Figure 3(A) Frequency of occurrence of artifacts in the tracings of TEG6s measurements. Unlabelled curves were inspected by an operator, who was blinded to the experiment. Data were then stratified by the time from beginning of measurement until the engine was started (“delay < 10 min vs. >10 min”). No artifacts were found in any of the ground measurements. When the measurement was started within 10 min prior to starting the engine, a high number of artifacts were present. In case a certain clot firmness was reached when the engine was started (delay > 10 min), susceptibility of the measurement to artifacts was reduced. Depicted p-values are derived from the applied Chi-square test (B). Representative tracings of measurements on the ground and in-flight (engine on). Multiple inflections and artifacts are visible in measurements that were started immediately (delay < 10 min).

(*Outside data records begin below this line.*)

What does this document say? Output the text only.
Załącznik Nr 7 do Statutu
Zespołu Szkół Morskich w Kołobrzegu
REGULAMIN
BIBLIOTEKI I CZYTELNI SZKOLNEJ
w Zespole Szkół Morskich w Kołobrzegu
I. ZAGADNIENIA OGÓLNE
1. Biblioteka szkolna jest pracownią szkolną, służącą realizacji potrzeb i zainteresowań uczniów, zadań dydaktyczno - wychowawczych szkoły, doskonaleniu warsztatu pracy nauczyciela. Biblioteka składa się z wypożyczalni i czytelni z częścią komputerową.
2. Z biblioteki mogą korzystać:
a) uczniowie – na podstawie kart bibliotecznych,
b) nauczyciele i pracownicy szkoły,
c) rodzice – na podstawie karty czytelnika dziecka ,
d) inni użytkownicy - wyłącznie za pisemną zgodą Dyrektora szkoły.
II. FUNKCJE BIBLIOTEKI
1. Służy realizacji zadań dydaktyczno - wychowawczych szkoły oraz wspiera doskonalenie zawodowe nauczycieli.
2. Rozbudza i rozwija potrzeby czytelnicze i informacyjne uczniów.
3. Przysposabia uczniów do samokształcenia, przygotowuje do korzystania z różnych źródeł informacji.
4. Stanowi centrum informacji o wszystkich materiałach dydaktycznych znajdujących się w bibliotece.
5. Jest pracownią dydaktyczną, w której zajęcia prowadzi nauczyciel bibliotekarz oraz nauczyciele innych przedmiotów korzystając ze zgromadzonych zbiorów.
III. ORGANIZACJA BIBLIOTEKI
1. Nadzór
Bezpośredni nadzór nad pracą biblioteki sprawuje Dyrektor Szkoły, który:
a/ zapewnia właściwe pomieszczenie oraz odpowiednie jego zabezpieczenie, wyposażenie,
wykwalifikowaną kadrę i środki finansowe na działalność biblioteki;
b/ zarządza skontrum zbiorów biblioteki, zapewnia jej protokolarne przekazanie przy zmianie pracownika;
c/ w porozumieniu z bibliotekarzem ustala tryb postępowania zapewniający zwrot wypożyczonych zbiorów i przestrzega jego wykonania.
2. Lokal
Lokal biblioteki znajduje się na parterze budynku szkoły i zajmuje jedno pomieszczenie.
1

Figure 4(A−C) Representative vibratometric measurement within the high-vibration environment of air medical transport. A smartphone with an accelometric sensor and a respective mobile application was directly attached to the same surface on which both viscoelastic analysers were placed. Vibration is given as acceleration in m/s2. Alignment of the phone and arising axes with regard to both VHAs is illustrated in the insert. Measurement was initiated when the engine of the aircraft was started. Time of take-off is marked with a dashed line. Vibratometric measurements indicate that the devices are already exposed to a high-vibration environment prior to take-off as soon as the engine is started, and that the majority of vibrations occur on the Z-axis. (A) Vibration at X-axis, (B) Vibration at Y-axis and (C) Vibration at Z-axis.